Egress v2 in kube-vip

I’m not sure if it was my time working for (Docker)[docker.io] or just the general confusion around what various companies and startups are doing around container images, but I’ve always opted to go FROM scratch where possible. Several years ago we (me) wanted to implement egress control within Kube-vip, although up to that point I didn’t really want to be involved in the datapath I decided to go for it. My main concern about the datapath is that people get very upset when their packets arrive backwards or get lost 😱. However after a bit of research and seeing what the rest of the world was doing, I decided to opt for a slightly different (if not weird approach) which was to tie the service to a pod and map the external address 1:1 with a pod. There is a ton of detail about that in this blog post 👉 https://thebsdbox.co.uk/2024/11/03/Egress/.

iptables & nftables

In order to implement the egress source NAT I decided to largely duplicate the behaviour of kube-proxy, which is to SNAT the address of the pod to the address of the load balancer service and job done 🎉. However in order to do that we needed to start adding iptables binaries into the kube-vip images. This now suddenly means adding in other dependancies, and as we all know more dependancies means a larger vector for attacking. Under most circumstances a lot of people wouldn’t mind and/or care but unfortunately kube-vip serves as the control plane HA VIP and is in a critical position, so exploiting it would be a big issue. So now we introduce two kube-vip images, one from scratch and another with all the iptables and dependancies.

tech-debt = tech-debt + 1;

The state of iptables & nftables

What, you want some details.. fine

So we’ve been using iptables for years and it largely works, it has its issues with scale but so does everything at one point or another. One of the main issues has been programming rules or lower level abstractions, given we’re ultimately programming the kernel can we get rid of all the binaries. Well the answer to that is:

The answer unfortunately is: No.

Additionally:

We don’t guarantee a stable interface

… awesome, and it has been this way for years and years.

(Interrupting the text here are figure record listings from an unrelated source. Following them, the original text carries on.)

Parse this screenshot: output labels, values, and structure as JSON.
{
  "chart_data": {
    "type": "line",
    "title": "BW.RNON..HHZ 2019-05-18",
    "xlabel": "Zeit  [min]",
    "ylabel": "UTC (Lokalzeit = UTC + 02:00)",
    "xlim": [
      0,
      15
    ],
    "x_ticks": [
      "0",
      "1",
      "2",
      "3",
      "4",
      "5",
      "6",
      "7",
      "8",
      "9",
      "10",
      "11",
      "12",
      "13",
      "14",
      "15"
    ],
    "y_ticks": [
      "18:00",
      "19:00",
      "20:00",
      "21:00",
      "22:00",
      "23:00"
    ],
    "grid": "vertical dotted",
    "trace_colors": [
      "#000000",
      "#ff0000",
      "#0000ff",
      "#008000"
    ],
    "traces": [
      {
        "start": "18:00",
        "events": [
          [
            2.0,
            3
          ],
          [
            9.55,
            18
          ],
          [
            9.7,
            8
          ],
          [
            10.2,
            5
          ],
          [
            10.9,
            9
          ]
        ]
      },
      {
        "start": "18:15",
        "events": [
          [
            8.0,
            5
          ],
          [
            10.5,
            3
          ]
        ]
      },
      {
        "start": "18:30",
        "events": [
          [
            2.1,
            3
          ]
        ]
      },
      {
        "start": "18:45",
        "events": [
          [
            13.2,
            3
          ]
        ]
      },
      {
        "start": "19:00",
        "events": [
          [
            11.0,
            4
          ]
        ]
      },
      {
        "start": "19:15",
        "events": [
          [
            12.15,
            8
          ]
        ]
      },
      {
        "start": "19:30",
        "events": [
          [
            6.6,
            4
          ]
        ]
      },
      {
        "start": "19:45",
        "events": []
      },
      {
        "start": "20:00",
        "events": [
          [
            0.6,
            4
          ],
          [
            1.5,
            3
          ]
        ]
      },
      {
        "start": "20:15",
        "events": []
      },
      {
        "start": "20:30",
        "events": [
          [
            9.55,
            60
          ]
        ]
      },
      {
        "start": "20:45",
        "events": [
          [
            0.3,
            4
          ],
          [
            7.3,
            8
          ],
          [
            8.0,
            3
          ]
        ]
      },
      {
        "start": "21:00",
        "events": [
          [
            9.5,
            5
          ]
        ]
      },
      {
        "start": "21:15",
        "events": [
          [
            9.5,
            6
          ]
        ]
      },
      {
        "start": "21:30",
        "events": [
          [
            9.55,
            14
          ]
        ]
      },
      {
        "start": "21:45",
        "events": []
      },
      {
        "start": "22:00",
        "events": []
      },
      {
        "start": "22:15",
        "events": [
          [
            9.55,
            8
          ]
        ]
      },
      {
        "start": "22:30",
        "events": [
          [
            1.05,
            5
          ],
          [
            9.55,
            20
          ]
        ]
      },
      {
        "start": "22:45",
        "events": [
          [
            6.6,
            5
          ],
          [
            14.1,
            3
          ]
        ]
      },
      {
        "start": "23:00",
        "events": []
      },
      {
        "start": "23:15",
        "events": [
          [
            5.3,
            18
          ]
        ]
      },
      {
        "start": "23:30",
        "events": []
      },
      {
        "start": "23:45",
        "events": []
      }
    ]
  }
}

When is iptables not iptables

When it is nftables, of course 🤷🏼‍♂️. It turns out that for the last few years all of our legacy iptables code hasn’t been churning out iptables rules, you’ve been living a lie! Feel free to read this madness at your earliest convenience. But the tl;dr is that in most places the iptables binary is actually a new program that will take your iptables syntax and pump out nftables rules.

So why is no-one writing nftables rules?

Well because you didn’t have to, if the iptables rules are being on the-fly being written as nftables rules then just leave it to that. But additionally the syntax is dramatically different to iptables rules, which means that it comes with it’s own learning curve. This and a few buggy releases of the userland tooling have unfortunately slowed it’s adoption. However, recently there has been quite a few things happening in the nftables space! Namely Kubernetes 1.31 introduced the capability to use kube-proxy in an nftables mode, which is detailed here.

The (finally) growing ecosystem for nftables

The Kubernetes project has finally started to embrace nftables and has opted to write a wrapper around nftables, which is called knftables. This is a wrapper around the nftables binaries, which unfortunately still requires bringing along both the nftables binaires, the libraries and any other dependancies. But what is there if you’re a slightly mad purist who demands scratch.

A pure Go package for manipulating nftables 🎉

I’ve been watching https://github.com/google/nftables for quite some time, actually since November 2023. The thing that was missing from this was the capability to implement SNAT rules in this pure Go implementation. Luckily this feature was implemented not too long after, but then life gets in the way and you’re too busy climbing a mountain or doing something else.